There are many problems facing ordinary Malawians today—from food shortages to lack of clothing and shelter.
In addition, while the high and medium income earners can afford paying services for health care, lowest income earners still rely on free health services provided in public facilities. The gap between the rich and the poor continues to widen.
The Bertelsmann Stiftung’s Transformation Index (BTI) 2016 Malawi country report 2016 covering the period between February 2013 and 31 January 2015 indicates that the poverty and inequality levels in Malawi remain high with the richest 10 percent of the population having an average per capita income that is nine times higher than the average per capita income of the poorest 10 percent.
A lot of times, public health facilities (offering free services) do not have the necessary equipment and drugs to tackle most of health challenges people face; or they are in short supply. This leaves the poor at risk of death or living with the pain of whatever problem they have.
The desire to be a part of the solution to some of the challenges facing the country is what drove Lilongwe-based Duwa Mvula to do something. Beyond You started as an idea from the founder, Mvula, who after finishing her university studies began to strategise different ways in which the nation, especially the youth, can effect positive changes.
An initiative started by Beyond You dubbed Strides of Hope (SoH) was then hatched to raise funds for buying equipment in the Paediatric High Dependency Unit (HDU) at Kamuzu Central Hospital (KCH) in Lilongwe. To realise the dream, $31 329 (about K21.7 million) are required.
“SoH is an initiative started by Beyond You, a non-profit organisation geared to respond to the needs of the Malawian society through various initiatives centered on creativity, challenge and sacrifice. It comprises a team of young, passionate Malawians who have realised that the country needs young people to respond to the pressing and urgent needs of the society,” explains Mvula.

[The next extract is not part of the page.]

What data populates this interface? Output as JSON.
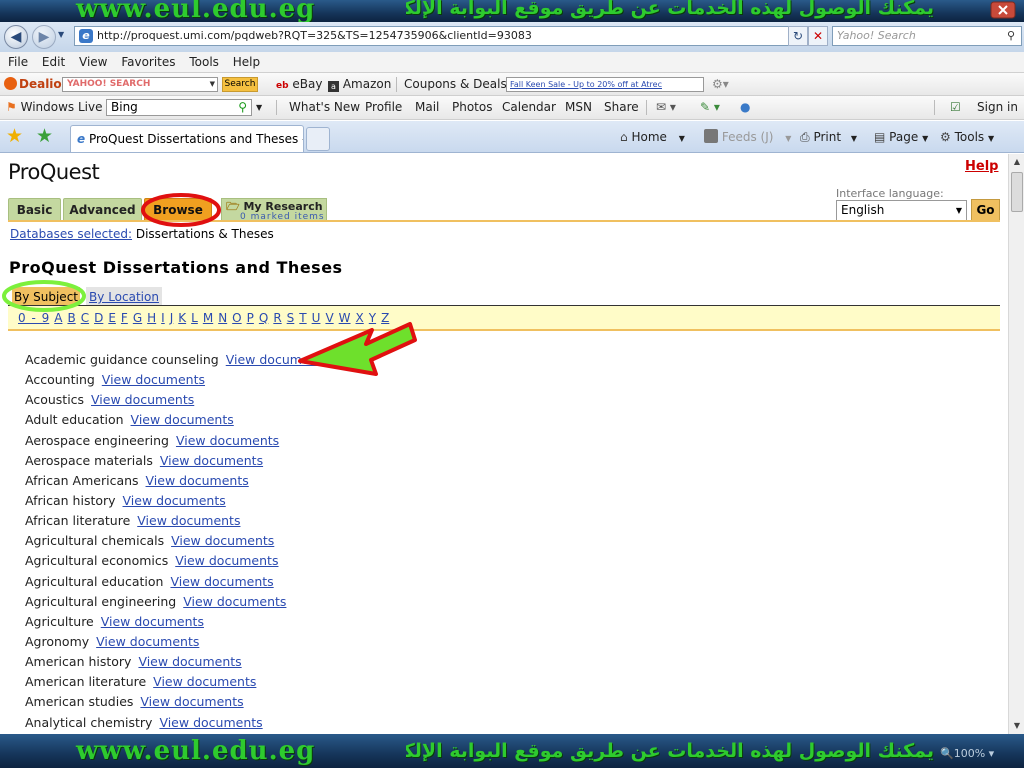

She believes everyone can make a difference right where they are and cause positive change in society.
The main activity of the initiative is a week-long 361-kilometre walk—from KCH in Lilongwe to College of Medicine in Lilongwe—scheduled from May 21 to May 28 2016.
Taking part in the walk will be seven people who will be supported by a team of five specialists, including two doctors, media personnel and security officers.

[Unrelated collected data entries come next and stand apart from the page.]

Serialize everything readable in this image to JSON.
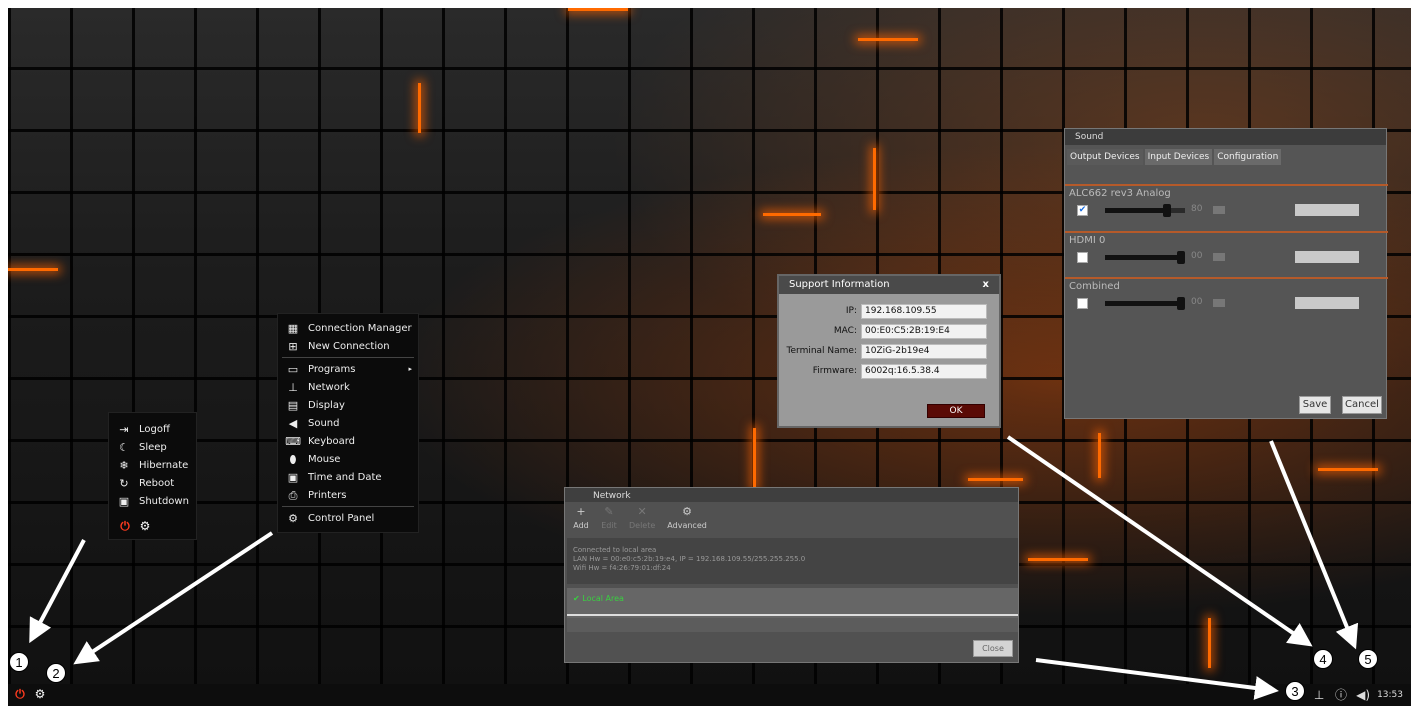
{
  "start_menu": {
    "items": [
      {
        "label": "Logoff",
        "icon": "logoff-icon",
        "glyph": "⇥"
      },
      {
        "label": "Sleep",
        "icon": "moon-icon",
        "glyph": "☾"
      },
      {
        "label": "Hibernate",
        "icon": "snowflake-icon",
        "glyph": "❄"
      },
      {
        "label": "Reboot",
        "icon": "reboot-icon",
        "glyph": "↻"
      },
      {
        "label": "Shutdown",
        "icon": "shutdown-icon",
        "glyph": "▣"
      }
    ]
  },
  "config_menu": {
    "items": [
      {
        "label": "Connection Manager",
        "icon": "grid-icon",
        "glyph": "▦"
      },
      {
        "label": "New Connection",
        "icon": "plus-box-icon",
        "glyph": "⊞"
      },
      {
        "label": "Programs",
        "icon": "folder-icon",
        "glyph": "▭",
        "submenu": "▸"
      },
      {
        "label": "Network",
        "icon": "network-icon",
        "glyph": "⊥"
      },
      {
        "label": "Display",
        "icon": "display-icon",
        "glyph": "▤"
      },
      {
        "label": "Sound",
        "icon": "speaker-icon",
        "glyph": "◀"
      },
      {
        "label": "Keyboard",
        "icon": "keyboard-icon",
        "glyph": "⌨"
      },
      {
        "label": "Mouse",
        "icon": "mouse-icon",
        "glyph": "⬮"
      },
      {
        "label": "Time and Date",
        "icon": "calendar-icon",
        "glyph": "▣"
      },
      {
        "label": "Printers",
        "icon": "printer-icon",
        "glyph": "⎙"
      },
      {
        "label": "Control Panel",
        "icon": "gear-icon",
        "glyph": "⚙"
      }
    ]
  },
  "support": {
    "title": "Support Information",
    "close": "x",
    "fields": [
      {
        "label": "IP:",
        "value": "192.168.109.55"
      },
      {
        "label": "MAC:",
        "value": "00:E0:C5:2B:19:E4"
      },
      {
        "label": "Terminal Name:",
        "value": "10ZiG-2b19e4"
      },
      {
        "label": "Firmware:",
        "value": "6002q:16.5.38.4"
      }
    ],
    "ok": "OK"
  },
  "sound": {
    "title": "Sound",
    "tabs": [
      "Output Devices",
      "Input Devices",
      "Configuration"
    ],
    "devices": [
      {
        "name": "ALC662 rev3 Analog",
        "checked": true,
        "level": 80,
        "level_label": "80"
      },
      {
        "name": "HDMI 0",
        "checked": false,
        "level": 100,
        "level_label": "00"
      },
      {
        "name": "Combined",
        "checked": false,
        "level": 100,
        "level_label": "00"
      }
    ],
    "save": "Save",
    "cancel": "Cancel"
  },
  "network": {
    "title": "Network",
    "tools": [
      {
        "label": "Add",
        "icon": "plus-icon",
        "glyph": "+",
        "enabled": true
      },
      {
        "label": "Edit",
        "icon": "pencil-icon",
        "glyph": "✎",
        "enabled": false
      },
      {
        "label": "Delete",
        "icon": "x-icon",
        "glyph": "✕",
        "enabled": false
      },
      {
        "label": "Advanced",
        "icon": "gears-icon",
        "glyph": "⚙",
        "enabled": true
      }
    ],
    "info_lines": [
      "Connected to local area",
      "LAN Hw = 00:e0:c5:2b:19:e4, IP = 192.168.109.55/255.255.255.0",
      "Wifi Hw = f4:26:79:01:df:24"
    ],
    "connection": "Local Area",
    "close": "Close"
  },
  "taskbar": {
    "clock": "13:53"
  },
  "callouts": [
    "1",
    "2",
    "3",
    "4",
    "5"
  ]
}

“We are confident that this will raise attention towards the project and consequently elicit hope that we as a nation can take the extra mile to effect positive changes in our society. The sheer determination to see a change in the hospital will be displayed through this challenging expedition,” says Mvula.
With the funds, they expect to furnish six HDU beds in the paediatric ward with life-saving medical equipment such as an electrocardiogram (ECG) machine, nebulisers, patient monitors and suction machines. These will be provided to the hospital and the HDU ward will be painted to brighten the room and provide an ambience suitable for children.